Search code examples
mysqldatabaseinnodbdatabase-partitioning

MySQL - clarification on table partition / subpartition


I've a table with around 300 millions records in it (only for 60 days). The table structure is quite simple ..
It has 12 columns, which 4 of them are Indexed:

LogTime - DateTime
RegionID - Integer
ProvinceID - Integer
CityID - Integer

There is also a Unique Index:

UNIQUE INDEX UI_IDX (`LogTime`, `RegionID`, `ProvinceID`, `CityID`); 

The rest of fields are just values that mostly being fetched by query results.

The database-server is already tuned with good condition (~12GB for buffer-space and etc)

Well, For speeding up the queries I decided to partition the table on LogTime field. I achieved this goal by partitioning the table with PARTITION BY RANGE. Now I've 365 partitions for the table (1 partition for 1 day , 5 millions records for each partition).

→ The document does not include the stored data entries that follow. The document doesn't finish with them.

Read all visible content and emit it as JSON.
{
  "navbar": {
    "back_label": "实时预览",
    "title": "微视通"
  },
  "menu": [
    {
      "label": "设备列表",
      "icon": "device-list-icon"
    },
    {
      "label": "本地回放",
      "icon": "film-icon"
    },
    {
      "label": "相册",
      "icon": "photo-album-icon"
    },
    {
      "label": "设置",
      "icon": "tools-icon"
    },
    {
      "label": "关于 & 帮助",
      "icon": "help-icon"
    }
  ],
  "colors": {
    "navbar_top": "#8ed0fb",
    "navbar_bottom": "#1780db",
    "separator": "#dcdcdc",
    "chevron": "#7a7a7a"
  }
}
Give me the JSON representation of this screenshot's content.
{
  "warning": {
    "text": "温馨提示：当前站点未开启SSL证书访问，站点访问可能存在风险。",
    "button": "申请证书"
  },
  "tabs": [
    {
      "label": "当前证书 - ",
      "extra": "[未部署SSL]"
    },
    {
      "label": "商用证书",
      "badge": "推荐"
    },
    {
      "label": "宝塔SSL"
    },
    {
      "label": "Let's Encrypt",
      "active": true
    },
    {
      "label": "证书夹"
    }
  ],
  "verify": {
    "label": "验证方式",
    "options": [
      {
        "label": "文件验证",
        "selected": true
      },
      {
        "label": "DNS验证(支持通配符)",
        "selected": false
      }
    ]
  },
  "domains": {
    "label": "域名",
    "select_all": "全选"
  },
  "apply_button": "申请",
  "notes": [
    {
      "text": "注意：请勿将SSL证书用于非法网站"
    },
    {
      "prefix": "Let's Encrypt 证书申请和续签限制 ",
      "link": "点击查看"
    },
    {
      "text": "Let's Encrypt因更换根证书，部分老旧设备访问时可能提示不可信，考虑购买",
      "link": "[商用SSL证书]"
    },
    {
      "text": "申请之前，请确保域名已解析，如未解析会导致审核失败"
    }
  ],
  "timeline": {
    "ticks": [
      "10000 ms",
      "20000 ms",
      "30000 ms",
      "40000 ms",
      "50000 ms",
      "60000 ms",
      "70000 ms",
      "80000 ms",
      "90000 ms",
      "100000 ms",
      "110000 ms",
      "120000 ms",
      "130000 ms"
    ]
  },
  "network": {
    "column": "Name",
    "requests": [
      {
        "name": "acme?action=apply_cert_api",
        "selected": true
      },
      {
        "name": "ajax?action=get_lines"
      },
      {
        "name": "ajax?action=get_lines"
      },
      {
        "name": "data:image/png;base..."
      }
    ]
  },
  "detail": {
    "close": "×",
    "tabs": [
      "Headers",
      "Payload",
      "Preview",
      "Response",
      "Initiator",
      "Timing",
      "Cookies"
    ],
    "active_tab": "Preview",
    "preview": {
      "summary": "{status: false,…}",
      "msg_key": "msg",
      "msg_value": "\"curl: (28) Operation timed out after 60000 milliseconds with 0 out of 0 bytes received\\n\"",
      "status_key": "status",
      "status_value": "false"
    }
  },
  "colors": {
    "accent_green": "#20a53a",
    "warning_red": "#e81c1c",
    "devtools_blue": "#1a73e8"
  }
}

The thing is we're not satisfied with query performance, and I was looking for a way to break-down the partitions to smaller pieces .. lets say partition a table on LogTime and RegionID ... I'm not sure if it is applicable in Sub-partition ...


Solution

  • For

    select  b.CityName, a.val1, a.val2
        from  DataRepo a
        left join  City b on a.CityID = b.CityID
        where  (a.LogTime >= '2015-08-01 00:00:00'
           and  a.LogTime <= '2015-08-05 00:00:00' )
          and  a.RegionID = 1
          and  a.ProvinceID = 14;
    

    The optimal index is

    INDEX(RegionID, ProvinceID, -- in either order
          LogTime)    -- last
    

    No PARTITIONing will help speed up the query above what that index can deliver.

    (Unrelated) Did you deliberately want to check 4 days plus one second?

    I like this design pattern:

        where  (a.LogTime >= '2015-08-01'
           and  a.LogTime <  '2015-08-01' + INTERVAL 4 DAY )
    

    Oh... This index would be even faster, because it is "covering":

    INDEX(RegionID, ProvinceID, -- in either order
          LogTime,    -- range
          CityID)     -- the rest of the fields used in the SELECT
    

    With that, the query will be performed entirely (aside from the JOIN) in the index, without touching the data. EXPLAIN will say "Using index".

    (Another aside) Is Region a subset of Province? Or vice versa? If so, you don't need both columns in the Fact table, do you? (Shrinking the Fact table is another technique for improving performance, since you are doubtless I/O-bound.)

    (More) Is Province INT? That's 4 bytes. If there are under 255 Provinces, use TINYINT UNSIGNED, which is only 1 byte. That will save nearly 1GB in the table, plus another GB in the index I proposed.